Os antecessores eram – e ainda são – obras excelentes, em especial Homem-Aranha 2 (2004), que elevou todas as qualidades do original ao entregar lutas intensas, dramas emocionantes e ótimos personagens. Até hoje, o filme do meio é considerado uma das obras-primas do gênero, portanto é fácil de entender o entusiasmo pela sequência.
O que chegou aos cinemas em 2007 não agradou tanto. Homem-Aranha 3 é um filme confuso, que se arrasta de forma inconsistente por suas 2h30 de duração, sempre apresentando mais e mais arcos e vilões, mas nunca desenvolvendo tudo propriamente. O filme teve recepção morna pela crítica, com uma modesta média de 63% de aprovação no Rotten Tomatoes. Já na bilheteria, o cenário é outro, e Homem-Aranha 3 se saiu muito bem, com arrecadação mundial de US$894 milhões – a terceira maior bilheteria daquele ano, ficando atrás apenas de Piratas do Caribe: No Fim do Mundo (US$960 milhões) e Harry Potter e a Ordem da Fênix (US$941 milhões).

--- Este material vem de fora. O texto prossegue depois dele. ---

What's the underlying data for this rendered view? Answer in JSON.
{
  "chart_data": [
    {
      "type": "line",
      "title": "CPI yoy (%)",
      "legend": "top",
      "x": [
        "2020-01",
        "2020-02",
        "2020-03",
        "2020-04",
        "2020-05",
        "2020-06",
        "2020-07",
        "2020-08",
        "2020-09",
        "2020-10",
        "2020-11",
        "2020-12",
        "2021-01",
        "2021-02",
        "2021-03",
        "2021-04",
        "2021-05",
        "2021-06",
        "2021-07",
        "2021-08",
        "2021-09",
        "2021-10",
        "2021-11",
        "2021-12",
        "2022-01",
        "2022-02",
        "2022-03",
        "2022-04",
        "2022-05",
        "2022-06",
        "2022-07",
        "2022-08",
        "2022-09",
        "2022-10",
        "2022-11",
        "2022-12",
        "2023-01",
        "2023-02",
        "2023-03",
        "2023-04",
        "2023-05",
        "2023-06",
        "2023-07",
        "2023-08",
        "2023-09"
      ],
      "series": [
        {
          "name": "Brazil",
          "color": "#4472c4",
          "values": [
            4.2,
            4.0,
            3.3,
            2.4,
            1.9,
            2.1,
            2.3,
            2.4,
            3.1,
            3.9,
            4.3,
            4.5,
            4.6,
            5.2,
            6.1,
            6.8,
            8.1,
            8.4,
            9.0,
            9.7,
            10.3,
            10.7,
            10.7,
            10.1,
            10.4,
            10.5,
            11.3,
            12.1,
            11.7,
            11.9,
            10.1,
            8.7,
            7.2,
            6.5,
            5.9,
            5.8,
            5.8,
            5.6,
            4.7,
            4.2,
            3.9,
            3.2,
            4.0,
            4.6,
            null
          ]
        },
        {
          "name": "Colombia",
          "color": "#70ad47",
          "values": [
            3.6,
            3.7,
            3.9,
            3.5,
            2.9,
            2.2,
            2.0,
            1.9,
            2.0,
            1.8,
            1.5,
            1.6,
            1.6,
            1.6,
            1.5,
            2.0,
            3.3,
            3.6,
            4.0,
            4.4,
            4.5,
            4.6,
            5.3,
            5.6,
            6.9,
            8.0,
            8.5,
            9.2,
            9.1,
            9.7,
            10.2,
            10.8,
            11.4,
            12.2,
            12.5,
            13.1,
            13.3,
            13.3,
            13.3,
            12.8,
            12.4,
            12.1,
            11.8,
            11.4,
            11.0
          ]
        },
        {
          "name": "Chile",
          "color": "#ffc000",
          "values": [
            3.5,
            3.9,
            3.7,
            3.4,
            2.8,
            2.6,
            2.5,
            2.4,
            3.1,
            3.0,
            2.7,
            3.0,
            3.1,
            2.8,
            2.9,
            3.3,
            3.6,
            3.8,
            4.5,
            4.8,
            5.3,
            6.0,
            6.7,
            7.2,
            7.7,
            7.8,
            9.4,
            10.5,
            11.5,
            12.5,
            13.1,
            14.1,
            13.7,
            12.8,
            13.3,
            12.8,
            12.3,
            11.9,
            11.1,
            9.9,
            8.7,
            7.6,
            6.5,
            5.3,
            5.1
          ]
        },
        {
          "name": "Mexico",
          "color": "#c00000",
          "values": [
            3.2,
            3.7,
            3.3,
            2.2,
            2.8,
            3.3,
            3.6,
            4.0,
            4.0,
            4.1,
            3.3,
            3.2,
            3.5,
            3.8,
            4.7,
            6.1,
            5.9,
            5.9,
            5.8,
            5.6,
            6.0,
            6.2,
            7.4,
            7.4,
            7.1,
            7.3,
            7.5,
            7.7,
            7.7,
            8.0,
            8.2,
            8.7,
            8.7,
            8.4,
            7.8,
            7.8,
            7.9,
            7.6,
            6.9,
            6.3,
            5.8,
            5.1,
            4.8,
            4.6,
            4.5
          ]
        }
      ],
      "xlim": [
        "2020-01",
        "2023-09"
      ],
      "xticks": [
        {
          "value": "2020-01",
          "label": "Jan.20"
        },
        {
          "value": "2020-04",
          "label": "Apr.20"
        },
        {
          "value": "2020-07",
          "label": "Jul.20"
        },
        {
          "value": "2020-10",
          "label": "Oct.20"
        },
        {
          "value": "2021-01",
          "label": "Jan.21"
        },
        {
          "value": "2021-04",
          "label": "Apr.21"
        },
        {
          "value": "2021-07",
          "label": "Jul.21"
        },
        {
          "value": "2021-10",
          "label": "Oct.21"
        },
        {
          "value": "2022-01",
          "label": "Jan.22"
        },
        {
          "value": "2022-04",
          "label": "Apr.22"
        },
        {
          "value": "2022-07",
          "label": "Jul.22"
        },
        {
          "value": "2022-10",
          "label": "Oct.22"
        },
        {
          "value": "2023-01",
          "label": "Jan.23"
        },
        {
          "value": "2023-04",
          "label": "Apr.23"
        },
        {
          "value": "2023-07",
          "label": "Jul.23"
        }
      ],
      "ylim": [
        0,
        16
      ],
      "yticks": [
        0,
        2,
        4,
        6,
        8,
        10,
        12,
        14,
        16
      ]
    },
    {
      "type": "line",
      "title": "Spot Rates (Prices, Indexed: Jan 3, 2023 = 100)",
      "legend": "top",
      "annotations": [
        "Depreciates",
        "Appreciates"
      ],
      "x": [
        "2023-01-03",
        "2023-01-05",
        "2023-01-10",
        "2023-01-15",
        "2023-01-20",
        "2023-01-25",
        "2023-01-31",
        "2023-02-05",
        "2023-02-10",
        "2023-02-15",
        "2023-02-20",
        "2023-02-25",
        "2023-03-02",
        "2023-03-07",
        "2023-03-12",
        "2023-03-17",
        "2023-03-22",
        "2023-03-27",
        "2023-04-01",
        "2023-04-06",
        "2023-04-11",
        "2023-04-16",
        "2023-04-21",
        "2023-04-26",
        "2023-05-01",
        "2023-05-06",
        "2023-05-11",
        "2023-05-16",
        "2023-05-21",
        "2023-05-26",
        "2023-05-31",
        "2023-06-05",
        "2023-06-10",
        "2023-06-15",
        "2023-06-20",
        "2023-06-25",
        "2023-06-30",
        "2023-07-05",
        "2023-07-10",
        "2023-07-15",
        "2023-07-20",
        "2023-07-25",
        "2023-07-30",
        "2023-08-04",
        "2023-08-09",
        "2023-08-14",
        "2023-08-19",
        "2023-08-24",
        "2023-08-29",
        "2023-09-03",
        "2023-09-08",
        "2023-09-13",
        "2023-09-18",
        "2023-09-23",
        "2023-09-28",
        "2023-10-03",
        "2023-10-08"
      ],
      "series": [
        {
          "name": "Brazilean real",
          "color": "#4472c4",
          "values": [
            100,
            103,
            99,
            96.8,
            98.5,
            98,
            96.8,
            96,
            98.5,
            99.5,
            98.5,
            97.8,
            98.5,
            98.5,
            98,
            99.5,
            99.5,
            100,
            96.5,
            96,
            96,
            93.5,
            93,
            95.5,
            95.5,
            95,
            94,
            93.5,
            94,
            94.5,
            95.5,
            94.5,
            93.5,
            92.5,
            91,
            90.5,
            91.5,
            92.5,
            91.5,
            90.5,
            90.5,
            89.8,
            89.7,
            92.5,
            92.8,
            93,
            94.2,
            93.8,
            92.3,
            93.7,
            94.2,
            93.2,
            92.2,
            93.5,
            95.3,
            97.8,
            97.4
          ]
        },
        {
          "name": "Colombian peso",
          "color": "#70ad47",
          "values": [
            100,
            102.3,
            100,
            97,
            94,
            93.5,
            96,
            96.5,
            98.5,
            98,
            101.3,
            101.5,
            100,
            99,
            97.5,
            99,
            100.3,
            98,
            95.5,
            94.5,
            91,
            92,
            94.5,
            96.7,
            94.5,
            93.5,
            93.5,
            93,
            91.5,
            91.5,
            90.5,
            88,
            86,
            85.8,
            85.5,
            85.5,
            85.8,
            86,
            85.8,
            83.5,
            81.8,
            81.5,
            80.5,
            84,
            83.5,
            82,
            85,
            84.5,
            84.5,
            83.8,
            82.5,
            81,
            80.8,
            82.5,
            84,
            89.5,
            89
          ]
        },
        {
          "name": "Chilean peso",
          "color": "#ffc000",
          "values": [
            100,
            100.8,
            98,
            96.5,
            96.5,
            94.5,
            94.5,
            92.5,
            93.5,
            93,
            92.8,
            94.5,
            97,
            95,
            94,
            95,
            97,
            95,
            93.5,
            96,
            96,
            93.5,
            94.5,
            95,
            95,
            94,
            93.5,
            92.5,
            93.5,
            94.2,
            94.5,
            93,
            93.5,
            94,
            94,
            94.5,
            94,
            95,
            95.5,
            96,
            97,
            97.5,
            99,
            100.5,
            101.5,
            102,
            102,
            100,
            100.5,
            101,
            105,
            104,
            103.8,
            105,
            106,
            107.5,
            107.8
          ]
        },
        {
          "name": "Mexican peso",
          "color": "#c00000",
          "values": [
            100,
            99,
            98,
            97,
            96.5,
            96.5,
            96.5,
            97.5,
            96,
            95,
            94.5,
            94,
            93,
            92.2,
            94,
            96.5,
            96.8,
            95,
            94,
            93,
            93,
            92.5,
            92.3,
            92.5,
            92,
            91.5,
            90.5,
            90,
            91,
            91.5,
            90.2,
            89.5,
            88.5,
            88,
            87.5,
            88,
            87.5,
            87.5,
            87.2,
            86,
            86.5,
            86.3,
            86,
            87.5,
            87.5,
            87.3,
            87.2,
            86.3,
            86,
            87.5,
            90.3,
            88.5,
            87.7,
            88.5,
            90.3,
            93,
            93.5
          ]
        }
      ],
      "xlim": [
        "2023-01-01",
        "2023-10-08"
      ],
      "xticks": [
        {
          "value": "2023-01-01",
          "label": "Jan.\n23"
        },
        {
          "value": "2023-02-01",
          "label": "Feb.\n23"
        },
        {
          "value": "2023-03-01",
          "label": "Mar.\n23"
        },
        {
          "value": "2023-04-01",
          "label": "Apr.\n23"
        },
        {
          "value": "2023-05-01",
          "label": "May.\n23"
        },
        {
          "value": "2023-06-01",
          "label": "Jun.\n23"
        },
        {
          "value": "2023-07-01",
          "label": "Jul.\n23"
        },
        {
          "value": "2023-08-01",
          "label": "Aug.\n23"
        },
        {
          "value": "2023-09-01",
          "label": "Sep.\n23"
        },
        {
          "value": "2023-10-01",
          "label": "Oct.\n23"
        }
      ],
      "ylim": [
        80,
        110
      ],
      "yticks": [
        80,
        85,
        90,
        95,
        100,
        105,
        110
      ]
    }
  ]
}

Em termos gerais, Homem-Aranha 3 se saiu bem o bastante para ganhar uma sequência, tendo enchido os bolsos de todos os envolvidos. O verdadeiro problema foi que seu desenvolvimento foi turbulento o bastante para amargar a relação entre Sam Raimi e a Sony Pictures. Anos depois, o cineasta falou abertamente sobre as complicações nos bastidores, e esclareceu que muitas das decisões questionáveis do produto final vieram de intervenções dos executivos do estúdio.
A maior delas, segundo Raimi, foi a inclusão do Venom. Ainda que seja o maior vilão do Homem-Aranha, sua presença no filme é mal desenvolvida, dando as caras apenas no ato final, e tendo como base uma atuação apática de Topher Grace (Infiltrado na Klan).

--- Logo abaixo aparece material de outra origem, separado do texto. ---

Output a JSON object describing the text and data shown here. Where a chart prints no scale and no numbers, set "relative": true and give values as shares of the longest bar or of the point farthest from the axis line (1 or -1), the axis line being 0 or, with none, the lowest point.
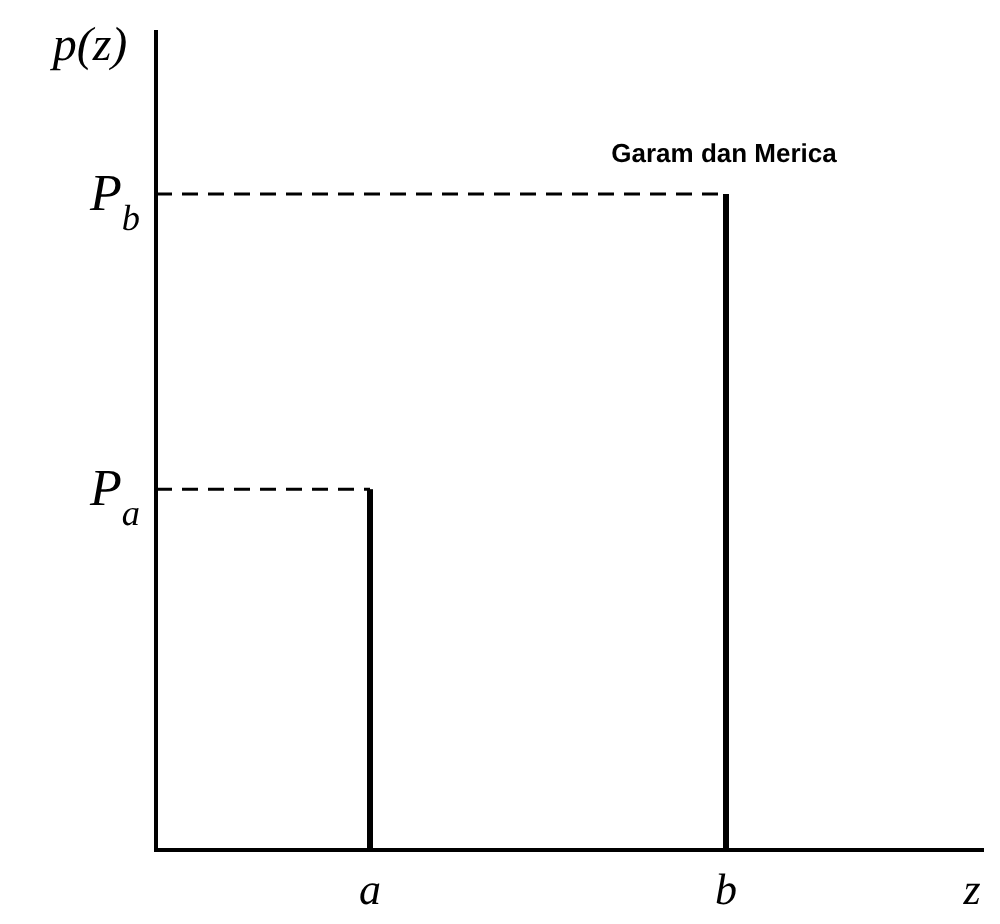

Em 2009, falando com a Empire Magazine, o cineasta deixou claro que não morre de amores pelo vilão (via The Guardian):
“Não gosto de comentar sobre o Venom porque sei que é um ótimo personagem e que é muito amado pelos fãs. Não falo mal de um personagem amado assim porque, geralmente, sou eu que não entendo o seu apelo.”

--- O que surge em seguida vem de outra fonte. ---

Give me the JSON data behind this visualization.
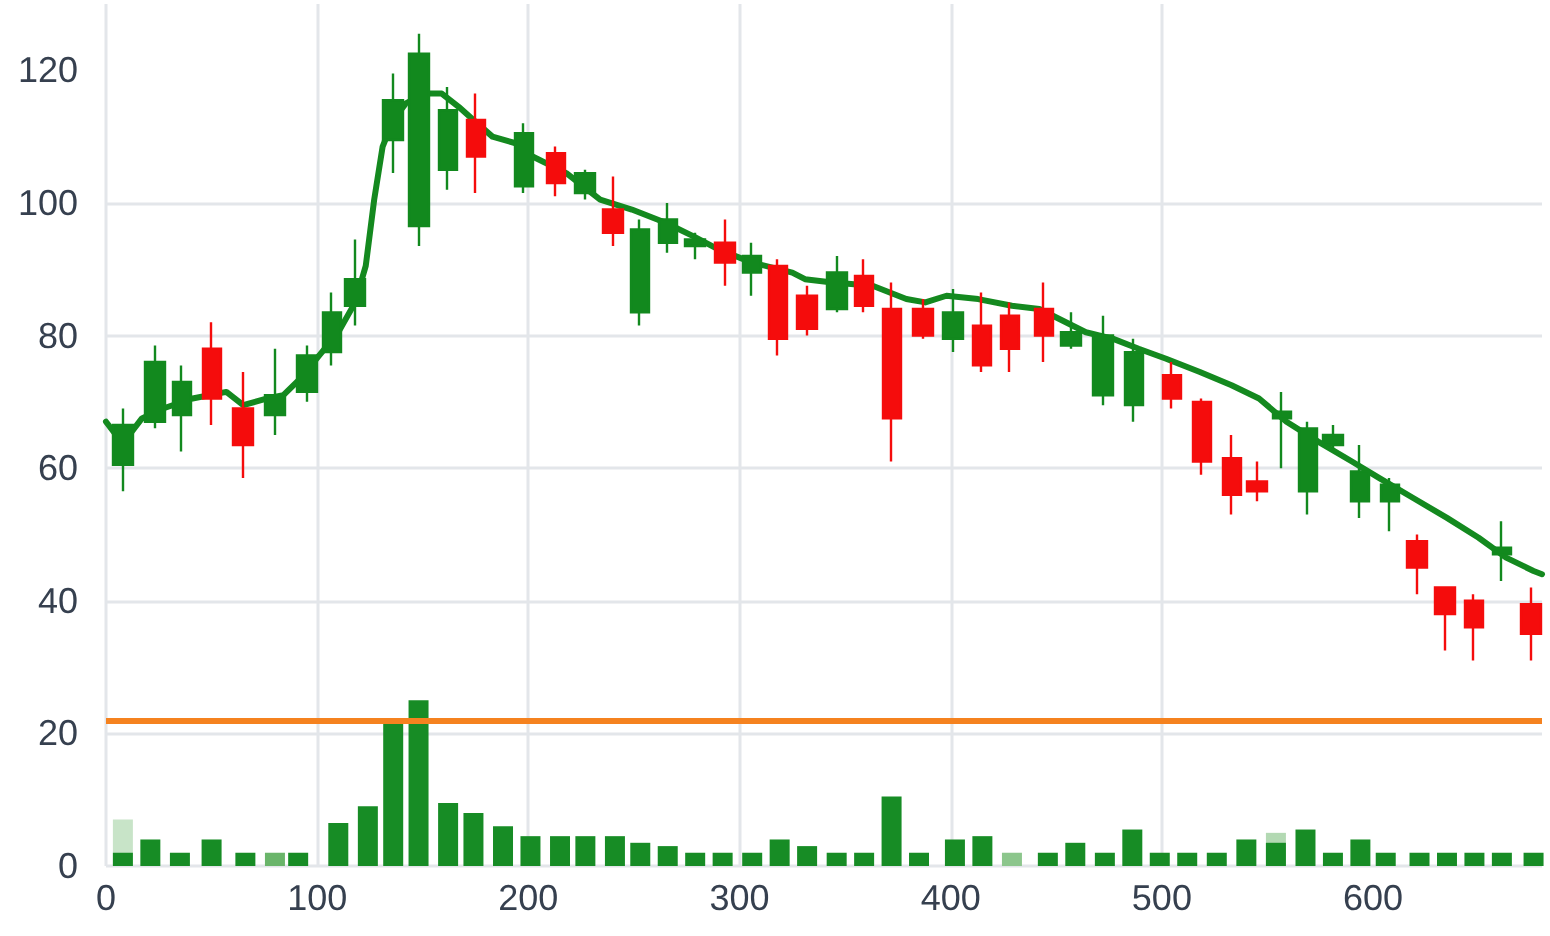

Na época, Raimi continuava a trabalhar em Homem-Aranha 4, que chegaria aos cinemas em 2011 e marcaria a última aventura do herói por Tobey Maguire, em um filme que introduziria o Mysterio (vivido por Bruce Campbell, o Ash Williams de Evil Dead) e mais uma porrada de outros personagens. O cineasta, porém, já não sentia o mesmo entusiasmo, com certo receio de ter o controle criativo novamente tirado de suas mãos.
Buscando uma saída pacífica, Sam Raimi conversou com os executivos da Sony, e juntos decidiram dar um basta. O diretor deixaria o projeto, e o estúdio daria um reboot na franquia, ao invés de colocar outro cineasta em seu lugar.
Apesar de todos os perrengues, é possível entender que foi uma decisão mútua. Hoje em dia, Sam Raimi atua mais como produtor de diversas obras de terror, e a grande maioria delas é distribuída em parceria com a Sony Pictures, como A Morte do Demônio (2013), O Homem nas Trevas (2016), O Grito (2020), e muito mais.
Vale a pena revisitar Homem-Aranha 3?
Apesar de ser uma história sem grandes brigas, e com um desfecho até que amigável, Homem-Aranha 3 ganhou uma reputação ao longo dos anos. O filme, que teve recepção modesta e foi um sucesso de bilheteria, passou a ser considerado como uma das piores obras do gênero de heróis. Há sim muitas decisões a serem contestadas, claro, mas também é preciso reconhecer suas várias qualidades.
Hoje em dia, com uma variedade gigantesca de obras de heróis, é possível ver Homem-Aranha 3 com novos olhos. É um filme que, claro, continua estufado demais de conteúdo mal cozido: o Venom (ou mesmo o Eddie Brock) são cansativos, e o isso vale para todo o “romance” de Peter Parker com Gwen Stacy (Bryce Dallas Howard), ou mesmo seus desentendimentos com Mary Jane (Kirsten Dunst). Os antecessores tiravam de letra o equilíbrio entre os dramas pessoais de Parker com os conflitos heroicos, mas o terceiro não sabe bem como conciliar tudo isso. De qualquer forma, por baixo de toda a gordura excessiva, há muita coisa a se salvar.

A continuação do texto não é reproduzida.